China had been manipulating the currency by pegging the yuen to the dollar. This kept the yuen artificially weak so that it could continue to export cheaply to the U.S. and the world. This also has caused low interest rates in the US as deflation was simultaneously exported to the U.S. People may worry about hyperinflation but deflation has been the concern of the Fed.

The US did the same thing as China did in the last 15 years to grow out industrial base during the roaring 20s. After World War I, America required that European debtors pay their debts in gold. America after World War I stockpiled 70%+ of the worlds gold supply and his caused capital flows to pour into the U.S. This also caused the hyper-inflation in Weimar Germany in 1921-1924. In economics, you can only stimulate an economy through increasing consumer spending, government spending or investment spending.
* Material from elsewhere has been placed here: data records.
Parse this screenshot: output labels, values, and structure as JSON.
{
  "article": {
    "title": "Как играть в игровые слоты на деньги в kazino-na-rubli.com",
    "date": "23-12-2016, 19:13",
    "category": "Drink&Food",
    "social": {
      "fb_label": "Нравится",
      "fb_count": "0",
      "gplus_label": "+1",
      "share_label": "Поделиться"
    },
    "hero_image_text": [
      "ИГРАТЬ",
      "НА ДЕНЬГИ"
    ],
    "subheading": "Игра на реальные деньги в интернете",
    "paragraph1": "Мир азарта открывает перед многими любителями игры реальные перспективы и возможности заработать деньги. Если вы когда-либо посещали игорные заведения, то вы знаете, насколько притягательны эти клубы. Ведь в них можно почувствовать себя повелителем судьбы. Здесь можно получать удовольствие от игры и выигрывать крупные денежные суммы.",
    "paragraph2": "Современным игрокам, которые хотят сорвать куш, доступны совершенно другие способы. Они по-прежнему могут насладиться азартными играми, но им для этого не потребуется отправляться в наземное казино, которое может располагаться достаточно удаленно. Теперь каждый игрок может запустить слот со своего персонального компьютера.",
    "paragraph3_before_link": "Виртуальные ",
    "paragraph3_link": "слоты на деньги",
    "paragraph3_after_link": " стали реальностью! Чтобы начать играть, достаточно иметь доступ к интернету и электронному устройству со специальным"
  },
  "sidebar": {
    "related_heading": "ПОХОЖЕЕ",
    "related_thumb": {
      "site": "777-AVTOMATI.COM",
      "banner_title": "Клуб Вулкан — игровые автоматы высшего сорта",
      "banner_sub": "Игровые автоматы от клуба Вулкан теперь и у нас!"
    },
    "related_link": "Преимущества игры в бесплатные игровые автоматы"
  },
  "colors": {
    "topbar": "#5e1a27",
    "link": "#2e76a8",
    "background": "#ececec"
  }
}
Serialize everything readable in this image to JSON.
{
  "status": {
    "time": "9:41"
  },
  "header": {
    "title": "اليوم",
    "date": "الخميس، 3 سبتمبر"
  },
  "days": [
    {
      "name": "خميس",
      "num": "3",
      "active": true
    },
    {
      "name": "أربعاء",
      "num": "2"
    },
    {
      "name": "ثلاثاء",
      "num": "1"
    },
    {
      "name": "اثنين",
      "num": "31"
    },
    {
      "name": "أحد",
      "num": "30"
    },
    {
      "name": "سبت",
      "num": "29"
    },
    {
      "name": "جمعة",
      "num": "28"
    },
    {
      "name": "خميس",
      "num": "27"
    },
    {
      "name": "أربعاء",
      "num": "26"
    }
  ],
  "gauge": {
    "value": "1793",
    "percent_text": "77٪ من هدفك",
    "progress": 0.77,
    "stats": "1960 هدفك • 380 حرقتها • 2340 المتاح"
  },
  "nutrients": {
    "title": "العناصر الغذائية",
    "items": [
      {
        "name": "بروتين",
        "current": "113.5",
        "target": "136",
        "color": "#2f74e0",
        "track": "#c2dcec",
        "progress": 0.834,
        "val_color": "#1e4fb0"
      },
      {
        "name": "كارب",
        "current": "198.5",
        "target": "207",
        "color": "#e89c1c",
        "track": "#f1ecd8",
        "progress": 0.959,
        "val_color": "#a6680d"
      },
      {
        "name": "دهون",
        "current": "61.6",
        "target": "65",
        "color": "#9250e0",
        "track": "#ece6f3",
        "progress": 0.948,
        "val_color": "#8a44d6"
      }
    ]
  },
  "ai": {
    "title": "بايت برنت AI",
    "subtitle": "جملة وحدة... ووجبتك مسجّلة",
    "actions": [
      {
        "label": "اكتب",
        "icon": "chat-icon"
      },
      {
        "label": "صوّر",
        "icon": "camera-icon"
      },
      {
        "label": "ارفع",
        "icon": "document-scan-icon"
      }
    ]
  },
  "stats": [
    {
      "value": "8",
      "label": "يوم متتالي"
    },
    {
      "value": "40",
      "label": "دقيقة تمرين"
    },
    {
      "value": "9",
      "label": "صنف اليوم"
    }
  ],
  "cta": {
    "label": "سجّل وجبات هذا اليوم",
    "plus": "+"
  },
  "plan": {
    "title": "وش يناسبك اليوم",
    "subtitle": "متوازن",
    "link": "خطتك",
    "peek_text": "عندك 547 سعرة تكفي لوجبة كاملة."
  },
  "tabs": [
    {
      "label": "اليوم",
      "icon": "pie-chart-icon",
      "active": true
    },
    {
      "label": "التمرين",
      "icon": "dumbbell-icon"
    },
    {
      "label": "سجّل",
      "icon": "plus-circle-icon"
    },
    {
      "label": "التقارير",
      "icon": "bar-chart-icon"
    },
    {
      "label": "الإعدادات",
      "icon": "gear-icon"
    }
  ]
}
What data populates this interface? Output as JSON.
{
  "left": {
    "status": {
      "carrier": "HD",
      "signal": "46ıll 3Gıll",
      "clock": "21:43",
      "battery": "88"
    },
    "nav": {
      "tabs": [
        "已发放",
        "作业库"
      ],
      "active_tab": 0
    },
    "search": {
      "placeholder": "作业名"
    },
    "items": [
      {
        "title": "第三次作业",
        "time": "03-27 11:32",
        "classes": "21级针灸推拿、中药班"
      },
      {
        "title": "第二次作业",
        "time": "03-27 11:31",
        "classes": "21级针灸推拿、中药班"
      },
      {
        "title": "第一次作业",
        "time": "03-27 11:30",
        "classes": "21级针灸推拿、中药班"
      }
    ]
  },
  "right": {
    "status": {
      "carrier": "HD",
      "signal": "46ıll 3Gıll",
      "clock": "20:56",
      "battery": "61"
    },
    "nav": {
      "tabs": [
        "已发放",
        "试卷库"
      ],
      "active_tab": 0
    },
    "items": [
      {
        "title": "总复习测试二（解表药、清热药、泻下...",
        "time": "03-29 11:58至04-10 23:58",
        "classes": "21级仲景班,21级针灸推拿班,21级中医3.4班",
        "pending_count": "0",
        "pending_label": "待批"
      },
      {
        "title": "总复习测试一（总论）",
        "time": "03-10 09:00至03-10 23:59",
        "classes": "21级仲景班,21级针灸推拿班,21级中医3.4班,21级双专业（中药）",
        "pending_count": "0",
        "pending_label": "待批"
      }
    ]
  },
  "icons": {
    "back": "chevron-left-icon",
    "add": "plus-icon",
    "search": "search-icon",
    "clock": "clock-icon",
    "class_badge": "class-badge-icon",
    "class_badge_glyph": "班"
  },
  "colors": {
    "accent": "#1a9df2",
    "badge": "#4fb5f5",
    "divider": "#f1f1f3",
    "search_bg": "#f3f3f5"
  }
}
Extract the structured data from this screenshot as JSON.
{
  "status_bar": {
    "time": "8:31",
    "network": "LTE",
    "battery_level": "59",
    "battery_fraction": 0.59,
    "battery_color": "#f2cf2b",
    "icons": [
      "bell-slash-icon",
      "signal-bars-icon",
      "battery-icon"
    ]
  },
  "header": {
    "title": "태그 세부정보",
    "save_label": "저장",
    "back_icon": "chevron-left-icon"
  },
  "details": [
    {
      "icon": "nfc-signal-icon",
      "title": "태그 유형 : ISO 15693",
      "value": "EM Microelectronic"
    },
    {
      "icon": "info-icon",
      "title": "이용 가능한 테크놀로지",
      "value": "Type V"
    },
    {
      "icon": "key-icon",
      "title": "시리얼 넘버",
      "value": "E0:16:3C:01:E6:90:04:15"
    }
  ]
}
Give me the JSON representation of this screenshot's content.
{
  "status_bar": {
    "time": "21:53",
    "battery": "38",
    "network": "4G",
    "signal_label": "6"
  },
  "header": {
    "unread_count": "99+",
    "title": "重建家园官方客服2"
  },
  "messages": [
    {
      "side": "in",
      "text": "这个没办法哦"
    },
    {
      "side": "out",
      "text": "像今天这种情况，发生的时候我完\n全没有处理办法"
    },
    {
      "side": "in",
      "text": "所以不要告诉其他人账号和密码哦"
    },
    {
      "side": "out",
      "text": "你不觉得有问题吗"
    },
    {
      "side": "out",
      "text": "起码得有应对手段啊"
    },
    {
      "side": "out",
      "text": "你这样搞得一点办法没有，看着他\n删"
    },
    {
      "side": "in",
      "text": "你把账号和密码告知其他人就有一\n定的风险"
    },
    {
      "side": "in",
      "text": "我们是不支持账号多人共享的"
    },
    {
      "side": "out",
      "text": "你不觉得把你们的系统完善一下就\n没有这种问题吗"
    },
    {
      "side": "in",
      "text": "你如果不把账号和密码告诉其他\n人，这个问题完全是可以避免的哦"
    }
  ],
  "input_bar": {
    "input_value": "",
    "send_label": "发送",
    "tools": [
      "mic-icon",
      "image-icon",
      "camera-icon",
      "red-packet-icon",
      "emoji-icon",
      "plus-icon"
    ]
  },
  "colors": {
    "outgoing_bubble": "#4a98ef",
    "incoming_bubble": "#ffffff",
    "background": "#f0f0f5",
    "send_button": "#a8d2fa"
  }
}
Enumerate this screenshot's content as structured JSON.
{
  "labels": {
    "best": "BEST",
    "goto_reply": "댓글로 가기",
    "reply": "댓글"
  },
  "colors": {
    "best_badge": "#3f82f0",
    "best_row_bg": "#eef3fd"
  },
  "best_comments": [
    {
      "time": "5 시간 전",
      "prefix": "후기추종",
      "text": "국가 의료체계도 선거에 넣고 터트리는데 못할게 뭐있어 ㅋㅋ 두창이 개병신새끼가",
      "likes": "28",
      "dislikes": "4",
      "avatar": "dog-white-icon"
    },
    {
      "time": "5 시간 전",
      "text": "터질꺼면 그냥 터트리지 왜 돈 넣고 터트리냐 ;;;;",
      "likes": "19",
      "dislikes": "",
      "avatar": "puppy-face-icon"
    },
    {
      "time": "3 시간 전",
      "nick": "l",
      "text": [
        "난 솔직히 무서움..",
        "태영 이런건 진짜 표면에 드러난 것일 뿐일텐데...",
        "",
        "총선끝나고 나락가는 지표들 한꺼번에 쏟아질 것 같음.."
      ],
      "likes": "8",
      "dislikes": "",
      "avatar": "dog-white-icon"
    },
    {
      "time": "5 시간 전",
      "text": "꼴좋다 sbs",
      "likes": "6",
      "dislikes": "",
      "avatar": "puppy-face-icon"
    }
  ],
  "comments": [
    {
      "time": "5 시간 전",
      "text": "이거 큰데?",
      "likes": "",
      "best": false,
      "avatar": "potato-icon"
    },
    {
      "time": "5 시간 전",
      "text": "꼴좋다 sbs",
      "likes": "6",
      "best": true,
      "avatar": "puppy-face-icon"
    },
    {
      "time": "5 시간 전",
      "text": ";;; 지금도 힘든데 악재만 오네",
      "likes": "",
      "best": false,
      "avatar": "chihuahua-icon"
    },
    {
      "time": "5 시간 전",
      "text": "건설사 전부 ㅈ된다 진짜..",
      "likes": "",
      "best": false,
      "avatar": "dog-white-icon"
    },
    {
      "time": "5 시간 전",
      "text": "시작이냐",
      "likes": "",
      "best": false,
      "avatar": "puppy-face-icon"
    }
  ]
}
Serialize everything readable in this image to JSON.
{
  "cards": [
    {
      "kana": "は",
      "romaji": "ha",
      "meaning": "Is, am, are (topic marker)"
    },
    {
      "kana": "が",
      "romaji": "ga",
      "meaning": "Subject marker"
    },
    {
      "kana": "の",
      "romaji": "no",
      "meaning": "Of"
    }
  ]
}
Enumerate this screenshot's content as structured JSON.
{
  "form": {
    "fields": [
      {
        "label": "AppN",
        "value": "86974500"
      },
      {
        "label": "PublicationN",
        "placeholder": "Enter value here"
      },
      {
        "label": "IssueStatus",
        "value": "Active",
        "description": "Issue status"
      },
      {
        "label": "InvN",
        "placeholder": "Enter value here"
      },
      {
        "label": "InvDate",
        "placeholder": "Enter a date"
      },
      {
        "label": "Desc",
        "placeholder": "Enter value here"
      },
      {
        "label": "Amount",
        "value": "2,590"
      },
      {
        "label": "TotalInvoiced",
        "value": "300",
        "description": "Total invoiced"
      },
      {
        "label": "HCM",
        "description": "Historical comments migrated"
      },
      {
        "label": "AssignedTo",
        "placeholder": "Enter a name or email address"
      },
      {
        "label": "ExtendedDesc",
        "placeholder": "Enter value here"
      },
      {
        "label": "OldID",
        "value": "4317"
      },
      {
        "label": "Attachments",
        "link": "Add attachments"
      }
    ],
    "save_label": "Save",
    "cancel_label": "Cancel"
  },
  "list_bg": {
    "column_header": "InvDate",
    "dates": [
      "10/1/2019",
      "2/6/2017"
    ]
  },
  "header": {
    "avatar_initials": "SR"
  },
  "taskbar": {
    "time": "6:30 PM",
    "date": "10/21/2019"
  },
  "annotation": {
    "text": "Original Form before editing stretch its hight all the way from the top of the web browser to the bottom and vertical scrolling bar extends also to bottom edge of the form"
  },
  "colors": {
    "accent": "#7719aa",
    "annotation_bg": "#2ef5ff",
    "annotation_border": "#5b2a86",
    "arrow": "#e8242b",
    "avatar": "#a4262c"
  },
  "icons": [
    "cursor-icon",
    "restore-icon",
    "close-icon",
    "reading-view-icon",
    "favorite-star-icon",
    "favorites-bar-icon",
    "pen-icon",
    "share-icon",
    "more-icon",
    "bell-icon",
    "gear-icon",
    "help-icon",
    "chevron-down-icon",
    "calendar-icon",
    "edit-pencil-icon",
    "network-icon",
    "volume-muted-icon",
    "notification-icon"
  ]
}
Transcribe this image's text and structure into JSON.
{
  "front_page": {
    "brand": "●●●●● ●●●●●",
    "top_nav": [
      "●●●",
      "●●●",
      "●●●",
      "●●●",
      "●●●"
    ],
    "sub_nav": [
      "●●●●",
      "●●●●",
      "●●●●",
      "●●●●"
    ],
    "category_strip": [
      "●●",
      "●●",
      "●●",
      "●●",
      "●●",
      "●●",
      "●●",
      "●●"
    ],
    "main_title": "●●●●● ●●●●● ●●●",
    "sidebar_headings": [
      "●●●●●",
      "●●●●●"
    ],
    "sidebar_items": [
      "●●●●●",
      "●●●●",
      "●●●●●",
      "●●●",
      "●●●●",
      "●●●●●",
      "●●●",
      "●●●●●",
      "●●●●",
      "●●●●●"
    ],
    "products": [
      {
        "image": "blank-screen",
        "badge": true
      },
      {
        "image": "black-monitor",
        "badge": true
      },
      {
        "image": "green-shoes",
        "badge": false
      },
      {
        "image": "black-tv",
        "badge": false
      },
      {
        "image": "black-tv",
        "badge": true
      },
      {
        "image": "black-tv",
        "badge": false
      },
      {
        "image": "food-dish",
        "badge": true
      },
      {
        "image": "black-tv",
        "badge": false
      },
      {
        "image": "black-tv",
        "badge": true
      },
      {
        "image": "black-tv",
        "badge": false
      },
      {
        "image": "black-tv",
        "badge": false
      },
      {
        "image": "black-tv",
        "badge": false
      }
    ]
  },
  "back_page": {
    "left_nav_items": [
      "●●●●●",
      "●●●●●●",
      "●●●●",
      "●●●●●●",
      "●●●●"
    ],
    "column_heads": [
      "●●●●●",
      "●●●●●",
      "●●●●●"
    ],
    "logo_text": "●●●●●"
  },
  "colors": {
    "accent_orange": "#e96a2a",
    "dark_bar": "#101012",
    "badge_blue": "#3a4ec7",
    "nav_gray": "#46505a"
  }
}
If all these "pump primers" fail, history shows that the only way to prime the pump is to print money and purposely stimulate the economy by making your exports cheaper. The problem is that other nations will copy and this leads to the Smoot Harley tariffs that shut down the world economy in the 1930s.

China pegging the yuen to the dollar is doing the same thing as the Gold Stockpiling by the U.S. after World War I. With this yuen peg strategy, capital flows poured into China and caused a decade boom. The artificial boom will end in a major decade of deflation for China.

China is the US in the 1920s. They will go into a ten year global depression like the US did in the 1930s. I think it will happen during the next major cycle crash around 2025. We are in 1998 all over again. In the short run, we'll see the 2000 crash all over again before a long crazy ride in real estate. The party will end in 7 to 10 years and it will be worse than the 2008 crash. 

How do you prepare? You maintain a portfolio of real estate for inflation and liquidiiy for deflation (cash, treasury bonds and cash value life insurance). Your must get out of the buy and hold long term mindset. With crazy high interest rates being driven by global deflation and here to stay for a while, expert a roller coaster in real estate every 18 years. Buy low and sell high. Rinse. Repeat. Don't buy to hold for 30+ years.

I am selling all my real estate in 5 to 7 years, wait out the peak, make money brokering hard money, packaging land for developers, making realtor commissions and wholesaling deals. I think there is like 5 more years to buy real estate and then go to a service model with the systems we have in place.

Don't believe in doomsday. It makes you a horrible investor. As Rothchilds say, invest when there is blood in the street. Or Warren Buffett says be greedy when others are fearful and fearful when others are greedy. When I look around, I am seeing greedy real estate investors now and so be fearful.